Catherine Young is a writer and performing artist whose work is infused with a keen sense of place. A nominee for the Pushcart Prize in prose and poetry and Best American Essays. She worked as a national park ranger, farmer, educator, and mother before completing her MFA in Creative Writing at the University of British Columbia. Her writing has been published in the anthologies The Driftless Reader (University of Wisconsin Press), Permanent Vacation II: Eighteen Writers on Work and Life in Our National Parks, and Imagination and Place: Cartography. Her work appears in literary journals nationally and internationally in About Place, Fourth River, Hippocampus, Cold Mountain, Passager, and Reliquiae among others. Catherine’s children’s fiction, nonfiction, and poetry appeared in Cricket. Her memoir Black Diamonds, Blue Flames: A Childhood Colored by Coal has been longlisted for the Graywolf Press Nonfiction Prize.
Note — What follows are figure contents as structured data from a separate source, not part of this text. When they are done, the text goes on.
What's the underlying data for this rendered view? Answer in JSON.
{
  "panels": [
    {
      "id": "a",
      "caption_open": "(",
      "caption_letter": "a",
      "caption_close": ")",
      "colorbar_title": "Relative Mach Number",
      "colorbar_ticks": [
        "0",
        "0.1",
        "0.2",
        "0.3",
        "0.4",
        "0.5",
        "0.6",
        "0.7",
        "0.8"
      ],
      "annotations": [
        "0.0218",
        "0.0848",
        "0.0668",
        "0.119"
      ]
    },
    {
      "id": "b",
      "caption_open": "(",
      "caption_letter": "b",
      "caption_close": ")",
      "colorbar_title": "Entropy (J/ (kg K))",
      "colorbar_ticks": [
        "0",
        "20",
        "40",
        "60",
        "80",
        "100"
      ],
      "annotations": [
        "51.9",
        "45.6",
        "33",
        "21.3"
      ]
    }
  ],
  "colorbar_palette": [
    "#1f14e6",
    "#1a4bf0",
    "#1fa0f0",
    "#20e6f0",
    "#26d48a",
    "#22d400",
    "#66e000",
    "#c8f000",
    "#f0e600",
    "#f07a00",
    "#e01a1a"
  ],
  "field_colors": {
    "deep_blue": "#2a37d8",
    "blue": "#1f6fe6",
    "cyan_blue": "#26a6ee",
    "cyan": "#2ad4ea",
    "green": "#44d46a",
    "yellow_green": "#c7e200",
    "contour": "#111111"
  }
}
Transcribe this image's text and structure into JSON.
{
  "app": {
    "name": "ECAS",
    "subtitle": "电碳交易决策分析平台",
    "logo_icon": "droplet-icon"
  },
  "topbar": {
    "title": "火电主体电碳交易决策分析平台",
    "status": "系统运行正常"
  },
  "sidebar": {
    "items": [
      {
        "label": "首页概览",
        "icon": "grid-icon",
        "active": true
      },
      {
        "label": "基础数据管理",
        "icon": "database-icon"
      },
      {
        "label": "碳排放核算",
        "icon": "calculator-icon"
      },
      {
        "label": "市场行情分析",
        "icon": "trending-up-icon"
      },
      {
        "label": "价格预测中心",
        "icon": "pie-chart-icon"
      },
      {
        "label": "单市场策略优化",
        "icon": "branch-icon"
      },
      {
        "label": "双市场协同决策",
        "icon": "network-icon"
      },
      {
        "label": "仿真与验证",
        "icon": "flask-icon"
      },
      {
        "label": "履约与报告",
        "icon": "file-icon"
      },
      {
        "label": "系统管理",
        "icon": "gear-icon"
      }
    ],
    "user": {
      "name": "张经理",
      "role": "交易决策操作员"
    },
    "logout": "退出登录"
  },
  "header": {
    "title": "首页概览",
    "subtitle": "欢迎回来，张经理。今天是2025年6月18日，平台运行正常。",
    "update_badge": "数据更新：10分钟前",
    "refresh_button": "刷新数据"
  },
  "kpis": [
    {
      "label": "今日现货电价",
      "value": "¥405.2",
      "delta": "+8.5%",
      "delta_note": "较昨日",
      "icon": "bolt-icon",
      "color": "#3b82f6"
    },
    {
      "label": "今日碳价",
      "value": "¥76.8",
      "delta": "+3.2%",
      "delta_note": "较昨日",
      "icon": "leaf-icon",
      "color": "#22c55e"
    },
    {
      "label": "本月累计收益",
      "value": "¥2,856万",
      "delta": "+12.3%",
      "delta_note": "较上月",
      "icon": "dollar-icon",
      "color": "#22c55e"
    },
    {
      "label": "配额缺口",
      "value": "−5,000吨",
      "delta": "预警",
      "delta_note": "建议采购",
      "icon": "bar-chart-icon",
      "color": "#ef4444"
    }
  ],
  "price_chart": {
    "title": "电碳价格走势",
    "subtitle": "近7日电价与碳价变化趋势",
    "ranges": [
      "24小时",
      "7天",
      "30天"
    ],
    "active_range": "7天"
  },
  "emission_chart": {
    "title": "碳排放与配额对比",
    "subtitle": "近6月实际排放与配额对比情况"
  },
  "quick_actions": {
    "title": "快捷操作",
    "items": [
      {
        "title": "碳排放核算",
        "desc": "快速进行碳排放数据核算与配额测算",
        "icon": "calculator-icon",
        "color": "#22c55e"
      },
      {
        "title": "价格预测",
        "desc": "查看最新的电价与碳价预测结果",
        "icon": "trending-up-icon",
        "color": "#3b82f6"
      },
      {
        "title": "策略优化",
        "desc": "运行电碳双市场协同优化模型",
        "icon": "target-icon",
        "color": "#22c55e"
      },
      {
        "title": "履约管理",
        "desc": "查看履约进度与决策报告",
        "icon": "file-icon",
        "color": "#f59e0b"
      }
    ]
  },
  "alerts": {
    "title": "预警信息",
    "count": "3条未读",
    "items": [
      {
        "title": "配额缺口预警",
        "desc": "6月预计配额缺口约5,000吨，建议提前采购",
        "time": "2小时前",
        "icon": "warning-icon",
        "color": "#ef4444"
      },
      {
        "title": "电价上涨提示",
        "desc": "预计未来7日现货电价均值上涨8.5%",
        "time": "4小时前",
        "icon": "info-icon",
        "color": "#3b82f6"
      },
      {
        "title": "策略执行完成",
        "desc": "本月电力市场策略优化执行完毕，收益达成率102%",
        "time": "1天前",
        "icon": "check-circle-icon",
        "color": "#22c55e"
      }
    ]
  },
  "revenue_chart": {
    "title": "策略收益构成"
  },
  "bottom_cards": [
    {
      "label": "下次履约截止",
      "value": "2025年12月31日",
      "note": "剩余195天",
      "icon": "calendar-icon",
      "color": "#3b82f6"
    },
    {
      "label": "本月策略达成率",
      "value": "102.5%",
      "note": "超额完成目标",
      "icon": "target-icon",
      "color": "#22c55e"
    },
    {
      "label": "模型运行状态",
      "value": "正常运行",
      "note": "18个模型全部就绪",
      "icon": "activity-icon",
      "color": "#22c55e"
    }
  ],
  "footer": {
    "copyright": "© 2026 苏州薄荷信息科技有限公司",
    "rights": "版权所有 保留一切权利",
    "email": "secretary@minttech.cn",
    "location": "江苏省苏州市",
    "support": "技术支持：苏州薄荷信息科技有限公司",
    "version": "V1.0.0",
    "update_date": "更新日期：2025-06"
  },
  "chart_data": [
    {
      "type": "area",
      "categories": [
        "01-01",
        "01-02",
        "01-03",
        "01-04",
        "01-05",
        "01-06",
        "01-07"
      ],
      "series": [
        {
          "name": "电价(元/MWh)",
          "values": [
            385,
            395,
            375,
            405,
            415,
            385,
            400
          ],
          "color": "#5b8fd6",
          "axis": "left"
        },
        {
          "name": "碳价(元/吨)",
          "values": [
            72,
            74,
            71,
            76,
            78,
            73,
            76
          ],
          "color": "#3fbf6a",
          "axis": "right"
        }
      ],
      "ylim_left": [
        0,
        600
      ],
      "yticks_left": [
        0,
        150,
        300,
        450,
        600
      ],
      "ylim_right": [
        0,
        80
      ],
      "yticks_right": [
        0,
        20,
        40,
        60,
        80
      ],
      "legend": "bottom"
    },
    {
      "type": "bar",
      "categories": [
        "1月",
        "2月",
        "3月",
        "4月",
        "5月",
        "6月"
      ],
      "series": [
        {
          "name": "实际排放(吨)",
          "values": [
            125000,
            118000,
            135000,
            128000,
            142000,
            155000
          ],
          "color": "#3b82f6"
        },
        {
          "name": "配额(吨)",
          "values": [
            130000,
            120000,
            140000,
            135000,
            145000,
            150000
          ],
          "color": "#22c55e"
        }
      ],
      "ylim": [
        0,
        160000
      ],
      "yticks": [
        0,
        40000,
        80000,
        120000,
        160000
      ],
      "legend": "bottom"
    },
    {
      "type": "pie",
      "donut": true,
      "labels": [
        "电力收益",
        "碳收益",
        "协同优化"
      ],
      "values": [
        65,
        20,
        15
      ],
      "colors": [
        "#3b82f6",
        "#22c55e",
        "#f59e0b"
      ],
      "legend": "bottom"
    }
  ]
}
How did your time in the Creative Writing Program influence your work?
The UBC Optional Residency MFA gave me the tools I needed to find my way as a published writer and to create opportunities for performing, publishing, and teaching.
What’s your latest published/performed work?
About Place journal’s “Practices of Hope” issue published my long poem “Women Tending” and I will appear in an international Youtube reading and discussion.
What are your most recent awards?
Longlisted for the Graywolf Press Nonfiction Prize.
Are you connected to any creative writing communities you’d like to mention (UBC alums, film and theatre communities, etc)?
Catherine leads writing workshops, and she serves on the Editorial Board of Midwest Review. She is wildly enthusiastic about Little Free Libraries and is featured in the LFL film Because It’s Small. Her writings are recorded for radio and podcasts. Rooted in farm life, Catherine lives with her family in Wisconsin’s Driftless Area.